O Dia Nacional de Combate ao Fumo, comemorado no dia 29 de agosto, foi criado com o objetivo de conscientizar a população sobre os inúmeros prejuízos causados pelo tabaco. O psicólogo do Grupo Hapvida NDI, Carol Costa, afirma que psicoterapia é fundamental no tratamento do tabagismo, já que a dependência química também envolve fatores emocionais, afetivos e culturais.
Conheça os efeitos da nicotina no cérebro
O tabagismo é conceituado com a dependência da droga nicotina, presente em derivados do tabaco, como cigarro, cigarrilha, cachimbo, charuto, fumo de rolo ou narguilé.
“Depois de ser inalada, a nicotina atinge o cérebro e age no sistema nervoso liberando substâncias que resultam na sensação de prazer. Por isso que os usuários continuam repetindo o hábito nocivo, ainda que já tenham alguma consciência dos prejuízos”, explica o psicólogo.
Dados do Instituto Nacional do Câncer (Inca) revelam que 443 brasileiros morrem, todos os dias, por causa do tabagismo. No mundo, as estatísticas também preocupam já que a Organização Mundial da Saúde (OMS) estima que oito milhões de pessoas perdem a vida, anualmente, devido às consequências do uso do cigarro e seus derivados.

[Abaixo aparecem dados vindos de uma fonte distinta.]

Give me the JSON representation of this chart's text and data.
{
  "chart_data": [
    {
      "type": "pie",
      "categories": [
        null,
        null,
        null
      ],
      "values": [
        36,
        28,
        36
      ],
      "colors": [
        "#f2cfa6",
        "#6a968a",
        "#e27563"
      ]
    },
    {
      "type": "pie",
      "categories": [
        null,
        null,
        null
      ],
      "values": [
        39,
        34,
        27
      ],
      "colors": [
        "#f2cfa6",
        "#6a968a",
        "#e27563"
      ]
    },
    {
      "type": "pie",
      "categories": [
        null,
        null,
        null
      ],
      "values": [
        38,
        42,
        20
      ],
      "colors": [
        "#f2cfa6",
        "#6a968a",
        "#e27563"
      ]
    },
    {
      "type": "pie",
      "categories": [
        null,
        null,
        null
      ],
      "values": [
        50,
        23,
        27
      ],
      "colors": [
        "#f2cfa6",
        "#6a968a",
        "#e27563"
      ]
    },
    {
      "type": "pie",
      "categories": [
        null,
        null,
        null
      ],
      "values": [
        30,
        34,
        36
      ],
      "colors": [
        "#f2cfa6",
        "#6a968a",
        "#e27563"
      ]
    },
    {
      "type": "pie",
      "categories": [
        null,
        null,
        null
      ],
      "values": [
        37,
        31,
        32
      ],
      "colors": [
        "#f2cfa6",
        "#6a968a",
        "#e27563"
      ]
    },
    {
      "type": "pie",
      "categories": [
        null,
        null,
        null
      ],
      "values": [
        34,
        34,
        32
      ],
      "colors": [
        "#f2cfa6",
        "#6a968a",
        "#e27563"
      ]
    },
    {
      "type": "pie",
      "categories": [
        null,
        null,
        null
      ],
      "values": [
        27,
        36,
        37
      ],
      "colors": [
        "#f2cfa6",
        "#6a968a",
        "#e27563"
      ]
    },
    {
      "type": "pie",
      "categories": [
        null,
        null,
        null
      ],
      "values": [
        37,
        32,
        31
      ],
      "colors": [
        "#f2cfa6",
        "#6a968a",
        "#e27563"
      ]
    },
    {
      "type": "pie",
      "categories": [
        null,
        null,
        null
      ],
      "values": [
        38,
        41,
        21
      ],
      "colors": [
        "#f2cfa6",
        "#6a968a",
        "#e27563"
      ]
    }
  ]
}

Uma vida sem cigarro: terapia ajuda a abandonar o vício
Carol Costa ressalta que abandonar o cigarro pode até parecer uma escolha fácil, mas requer, além de tratamento médico, apoio psicoterápico, pois, para muitos usuários, o processo pode ser percebido como um momento de perda e, em alguns casos, de luto.
Além disso, para muitos usuários, o hábito de fumar se constitui como um verdadeiro ritual que envolve desde a escolha e compra do tipo de cigarro, até o ato de acendê-lo.
“Por sentir prazer, o fumante busca o cigarro em situações de estresse, para ‘relaxar’. O problema é que a ausência de nicotina no corpo acaba causando o efeito neuroquímico inverso, aumentando sintomas de irritabilidade, insônia, dificuldade de concentração e até depressão”, diz.
Assim, a psicoterapia é focada na redução gradual do consumo de cigarros, bem como em estratégias para o enfrentamento de sintomas de abstinência para desfazer os mecanismos comportamentais relacionados ao hábito de fumar.
“O paciente é instruído sobre os males causados pelo cigarro e sobre o que esperar do processo de parar de fumar, que é, aos poucos, substituído por hábitos saudáveis e que prolongam a vida”, finaliza o psicólogo.